Sitôt la journée de cours terminée, je ne m'éternisai pas et sautai dans le premier bus pour rentrer chez moi. De retour à la résidence, je me dirigeai vers l'ascenseur pour finalement constater, dépitée, qu'il était encore en panne. Je gaspillai quelques secondes à ruminer mon agacement puis je me résignai à emprunter les escaliers, songeant que gravir des dizaines et des dizaines de marches en talons aiguilles serait sûrement un pur bonheur pour mes pieds.

Comme je n'avais pas d'autre choix, je pris sur moi et me lançai dans la douloureuse ascension qui devait me mener jusqu'à mon étage. Ce fut alors que je jouai de malchance. En quittant l'université, je m'étais naïvement crue tirée d'affaire. Je comprenais maintenant que j'avais été terriblement présomptueuse car voilà qu'à quelques mètres à peine de chez moi il avait fallu que je tombe sur celui que je ne voulais surtout pas croiser.

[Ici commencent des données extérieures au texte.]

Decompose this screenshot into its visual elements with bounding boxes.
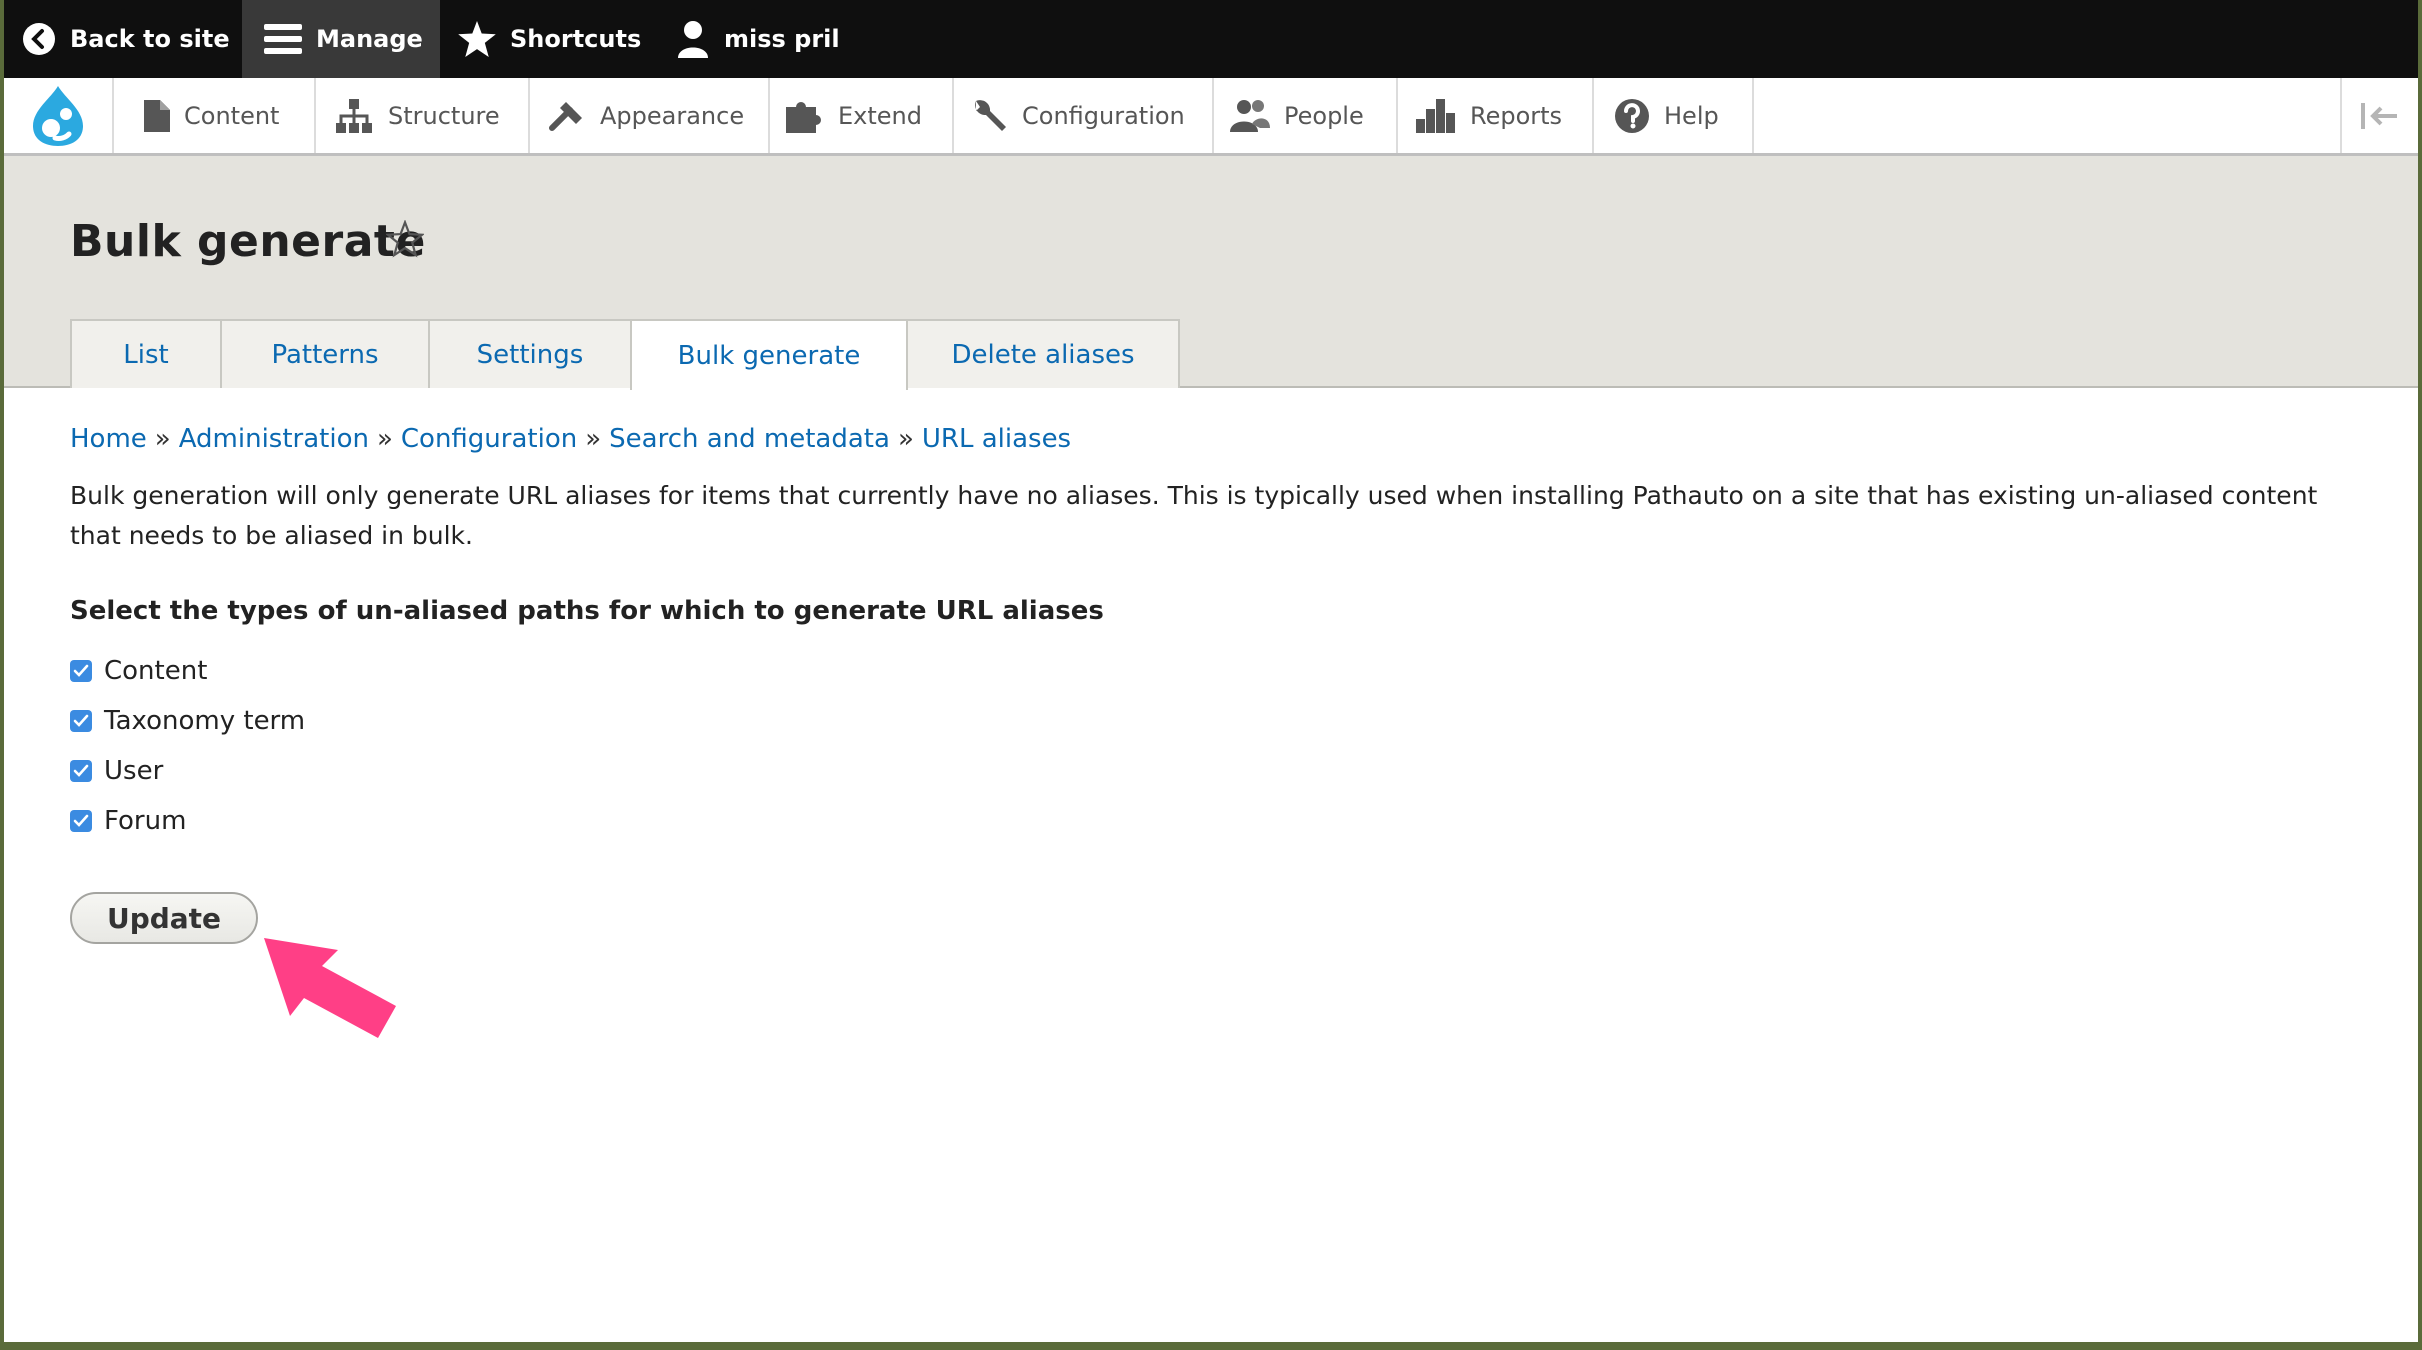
admin-toolbar: Back to site Manage Shortcuts miss pril — [4, 0, 2418, 78]
tray-item-label: Help — [1664, 101, 1719, 130]
help-icon — [1614, 98, 1650, 134]
option-forum[interactable]: Forum — [70, 796, 305, 846]
checkbox-checked-icon[interactable] — [70, 660, 92, 682]
tray-item-appearance[interactable]: Appearance — [530, 78, 770, 153]
browser-viewport: Back to site Manage Shortcuts miss pril — [4, 0, 2418, 1342]
collapse-left-icon — [2361, 102, 2397, 129]
page-title: Bulk generate — [70, 216, 426, 267]
checkbox-checked-icon[interactable] — [70, 760, 92, 782]
tray-item-label: Content — [184, 101, 280, 130]
tray-item-label: People — [1284, 101, 1364, 130]
people-icon — [1230, 98, 1270, 134]
fieldset-label: Select the types of un-aliased paths for… — [70, 596, 1104, 626]
breadcrumb-separator: » — [376, 424, 393, 454]
checkbox-checked-icon[interactable] — [70, 810, 92, 832]
bar-chart-icon — [1416, 98, 1456, 133]
drupal-logo[interactable] — [4, 78, 114, 153]
update-button[interactable]: Update — [70, 892, 258, 944]
sitemap-icon — [334, 98, 374, 133]
tray-item-configuration[interactable]: Configuration — [954, 78, 1214, 153]
primary-tabs: List Patterns Settings Bulk generate Del… — [70, 319, 1180, 390]
option-taxonomy-term[interactable]: Taxonomy term — [70, 696, 305, 746]
annotation-arrow-icon — [260, 934, 410, 1048]
breadcrumb-search-and-metadata[interactable]: Search and metadata — [609, 424, 890, 454]
tab-bulk-generate[interactable]: Bulk generate — [630, 319, 908, 390]
tray-item-label: Configuration — [1022, 101, 1185, 130]
paintbrush-icon — [548, 98, 586, 134]
drupal-drop-icon — [33, 85, 83, 146]
tab-list[interactable]: List — [70, 319, 222, 388]
path-type-options: Content Taxonomy term User Forum — [70, 646, 305, 846]
tray-item-content[interactable]: Content — [114, 78, 316, 153]
manage-label: Manage — [316, 25, 423, 53]
user-tab[interactable]: miss pril — [676, 0, 840, 78]
tab-patterns[interactable]: Patterns — [220, 319, 430, 388]
user-icon — [676, 20, 710, 58]
option-user[interactable]: User — [70, 746, 305, 796]
tray-item-label: Structure — [388, 101, 500, 130]
tab-settings[interactable]: Settings — [428, 319, 632, 388]
tray-item-label: Extend — [838, 101, 922, 130]
tray-item-label: Appearance — [600, 101, 745, 130]
breadcrumb-separator: » — [154, 424, 171, 454]
shortcuts-label: Shortcuts — [510, 25, 642, 53]
breadcrumb-administration[interactable]: Administration — [179, 424, 369, 454]
tray-item-structure[interactable]: Structure — [316, 78, 530, 153]
breadcrumb-separator: » — [897, 424, 914, 454]
option-label: Content — [104, 656, 208, 686]
hamburger-icon — [264, 22, 302, 56]
admin-tray: Content Structure Appearance Extend Conf… — [4, 78, 2418, 156]
breadcrumb-separator: » — [585, 424, 602, 454]
breadcrumb-url-aliases[interactable]: URL aliases — [922, 424, 1071, 454]
document-icon — [144, 99, 170, 132]
tab-delete-aliases[interactable]: Delete aliases — [906, 319, 1180, 388]
option-label: User — [104, 756, 164, 786]
wrench-icon — [970, 97, 1008, 135]
puzzle-icon — [786, 99, 824, 133]
manage-tab[interactable]: Manage — [242, 0, 440, 78]
back-to-site-label: Back to site — [70, 25, 230, 53]
description-text: Bulk generation will only generate URL a… — [70, 481, 2318, 550]
star-icon — [458, 21, 496, 57]
tray-item-help[interactable]: Help — [1594, 78, 1754, 153]
tray-item-extend[interactable]: Extend — [770, 78, 954, 153]
user-label: miss pril — [724, 25, 840, 53]
option-label: Taxonomy term — [104, 706, 306, 736]
back-to-site-link[interactable]: Back to site — [22, 0, 230, 78]
shortcuts-tab[interactable]: Shortcuts — [458, 0, 641, 78]
back-arrow-icon — [22, 22, 56, 56]
page-header: Bulk generate List Patterns Settings Bul… — [4, 156, 2418, 390]
breadcrumb: Home» Administration» Configuration» Search… — [70, 424, 1071, 454]
tray-item-reports[interactable]: Reports — [1398, 78, 1594, 153]
checkbox-checked-icon[interactable] — [70, 710, 92, 732]
shortcut-star-icon[interactable] — [384, 219, 426, 262]
tray-item-label: Reports — [1470, 101, 1563, 130]
tray-orientation-toggle[interactable] — [2340, 78, 2418, 153]
option-label: Forum — [104, 806, 187, 836]
breadcrumb-home[interactable]: Home — [70, 424, 147, 454]
option-content[interactable]: Content — [70, 646, 305, 696]
breadcrumb-configuration[interactable]: Configuration — [401, 424, 577, 454]
tray-item-people[interactable]: People — [1214, 78, 1398, 153]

Alex Mavri était en train de dévaler au pas de course les escaliers précisément au moment où je les grimpais. Fallait-il y voir un mauvais coup du destin ? Peut-être bien. En attendant, dans ces conditions, je ne pouvais pas me défiler ni même fuir la conversation qu'il s'empressa de me faire presque aussitôt qu'il me vit :

_ Bonjour ! Ça me fait plaisir de vous voir.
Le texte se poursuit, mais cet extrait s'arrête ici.